The Colts play the Baltimore Ravens at 1 p.m. Sunday at M&T Bank Stadium, Baltimore.
While the Ravens' vaunted defense has been aging – cornerstone linebacker Ray Lewis said he'll retire at season's end –it's still dangerous. The bane of many quarterbacks' existence, safety Ed Reed, is still in action. Reed tied with Cary Williams for the Baltimore team lead with four interceptions this season. The Ravens rank 17th against the pass, giving up an average of 228.1 yards per game. The Colts average 258 yards per game through the air.

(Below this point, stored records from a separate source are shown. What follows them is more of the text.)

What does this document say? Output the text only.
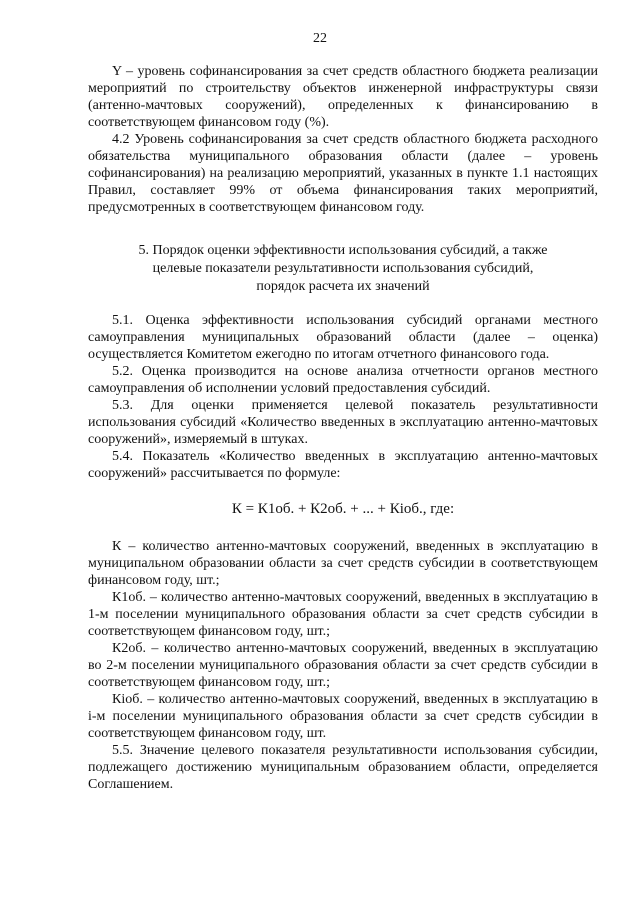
22

Y – уровень софинансирования за счет средств областного бюджета реализации мероприятий по строительству объектов инженерной инфраструктуры связи (антенно-мачтовых сооружений), определенных к финансированию в соответствующем финансовом году (%).

4.2 Уровень софинансирования за счет средств областного бюджета расходного обязательства муниципального образования области (далее – уровень софинансирования) на реализацию мероприятий, указанных в пункте 1.1 настоящих Правил, составляет 99% от объема финансирования таких мероприятий, предусмотренных в соответствующем финансовом году.

5. Порядок оценки эффективности использования субсидий, а также
целевые показатели результативности использования субсидий,
порядок расчета их значений

5.1. Оценка эффективности использования субсидий органами местного самоуправления муниципальных образований области (далее – оценка) осуществляется Комитетом ежегодно по итогам отчетного финансового года.

5.2. Оценка производится на основе анализа отчетности органов местного самоуправления об исполнении условий предоставления субсидий.

5.3. Для оценки применяется целевой показатель результативности использования субсидий «Количество введенных в эксплуатацию антенно-мачтовых сооружений», измеряемый в штуках.

5.4. Показатель «Количество введенных в эксплуатацию антенно-мачтовых сооружений» рассчитывается по формуле:

К = К1об. + К2об. + ... + Кiоб., где:

К – количество антенно-мачтовых сооружений, введенных в эксплуатацию в муниципальном образовании области за счет средств субсидии в соответствующем финансовом году, шт.;

К1об. – количество антенно-мачтовых сооружений, введенных в эксплуатацию в 1-м поселении муниципального образования области за счет средств субсидии в соответствующем финансовом году, шт.;

К2об. – количество антенно-мачтовых сооружений, введенных в эксплуатацию во 2-м поселении муниципального образования области за счет средств субсидии в соответствующем финансовом году, шт.;

Кiоб. – количество антенно-мачтовых сооружений, введенных в эксплуатацию в i-м поселении муниципального образования области за счет средств субсидии в соответствующем финансовом году, шт.

5.5. Значение целевого показателя результативности использования субсидии, подлежащего достижению муниципальным образованием области, определяется Соглашением.
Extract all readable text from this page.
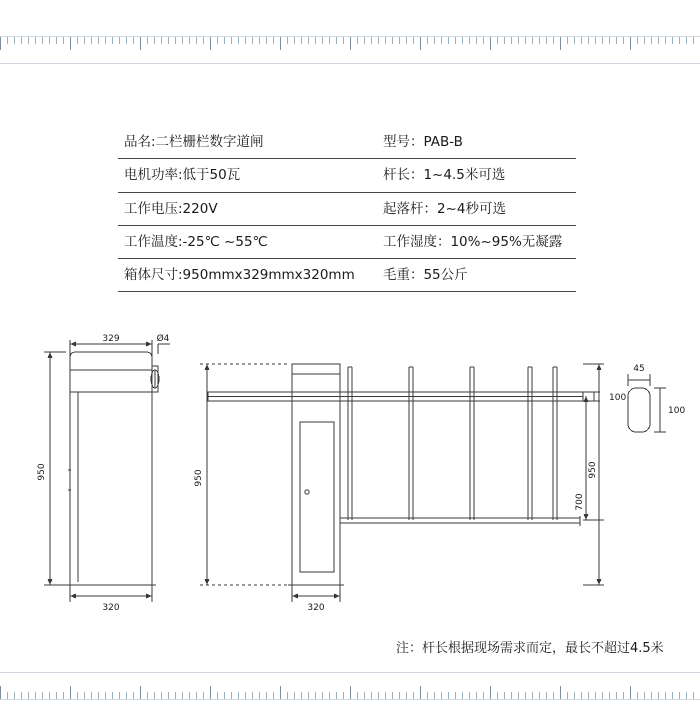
品名:二栏栅栏数字道闸	型号：PAB-B
电机功率:低于50瓦	杆长：1~4.5米可选
工作电压:220V	起落杆：2~4秒可选
工作温度:-25℃ ~55℃	工作湿度：10%~95%无凝露
箱体尺寸:950mmx329mmx320mm	毛重：55公斤
329	Ø4
950
320
950
320
100
950
700
45
100
注：杆长根据现场需求而定，最长不超过4.5米
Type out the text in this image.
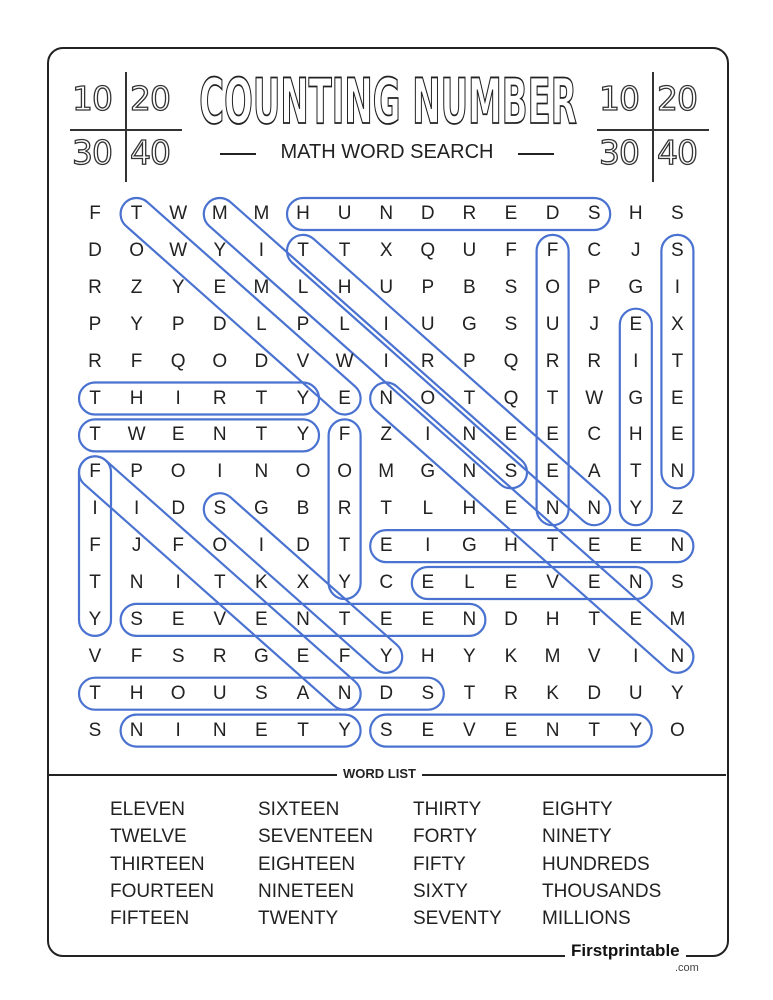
10 20
30 40
10 20
30 40
COUNTING NUMBER
MATH WORD SEARCH
F	T	W	M	M	H	U	N	D	R	E	D	S	H	S
D	O	W	Y	I	T	T	X	Q	U	F	F	C	J	S
R	Z	Y	E	M	L	H	U	P	B	S	O	P	G	I
P	Y	P	D	L	P	L	I	U	G	S	U	J	E	X
R	F	Q	O	D	V	W	I	R	P	Q	R	R	I	T
T	H	I	R	T	Y	E	N	O	T	Q	T	W	G	E
T	W	E	N	T	Y	F	Z	I	N	E	E	C	H	E
F	P	O	I	N	O	O	M	G	N	S	E	A	T	N
I	I	D	S	G	B	R	T	L	H	E	N	N	Y	Z
F	J	F	O	I	D	T	E	I	G	H	T	E	E	N
T	N	I	T	K	X	Y	C	E	L	E	V	E	N	S
Y	S	E	V	E	N	T	E	E	N	D	H	T	E	M
V	F	S	R	G	E	F	Y	H	Y	K	M	V	I	N
T	H	O	U	S	A	N	D	S	T	R	K	D	U	Y
S	N	I	N	E	T	Y	S	E	V	E	N	T	Y	O
WORD LIST
ELEVEN
TWELVE
THIRTEEN
FOURTEEN
FIFTEEN
SIXTEEN
SEVENTEEN
EIGHTEEN
NINETEEN
TWENTY
THIRTY
FORTY
FIFTY
SIXTY
SEVENTY
EIGHTY
NINETY
HUNDREDS
THOUSANDS
MILLIONS
Firstprintable
.com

Luck's tendency to throw interceptions remains higher than most. He has 18 in 627 attempts (one pick every 34.8 passes). Baltimore quarterback Joe Flacco, for example, has 10 picks in 531 attempts (one every 53.1 attempts).
The only quarterbacks with more picks than Luck this season, both with 19, were Drew Brees (one every 35.2) and Tony Romo (one every 34.1). Incidentally, Peyton Manning threw a pick every 20.5 passes as a rookie with 28 in 575 attempts.
Luck, of course, ran an offense that relies more on the long passing game and used fewer short passes or high-percentage throws to running backs out of the backfield.
Offensive lineman Winston Justice, who came to the Colts from the Eagles in the offseason, says he feels Luck has played consistently well all season regardless of whether turnovers have decreased at season's end.
“To be honest, I think he's been the same,” Justice said. “Ever since the first day I saw him, he's been a leader. He doesn't really get (rattled) or get nervous or anxious or stuff like that. I don't think he's changed that much because he's still the same player. Did he grow some? Maybe, but I didn't really see it. He's been a good player since the first day he got here.”
Colts coach Chuck Pagano certainly endorses the reduction in turnovers. Luck had a potential fumble reversed upon review because of the “tuck rule.” The Colts' only turnover in the last three games was Mewelde Moore's fumble in the goal line in a loss at Houston.
“We've had one turnover in the last three games, knock on wood,” Pagano said. “We know that winning the turnover battle, when you look at all the stats, it's probably the biggest indicator that you can look at other than points. You win the turnover battle, you've got a great shot at winning the game.”
That's something Luck has understood since Day One. Now, for whatever reasons, he's executing that mindset better at the most crucial time of the year.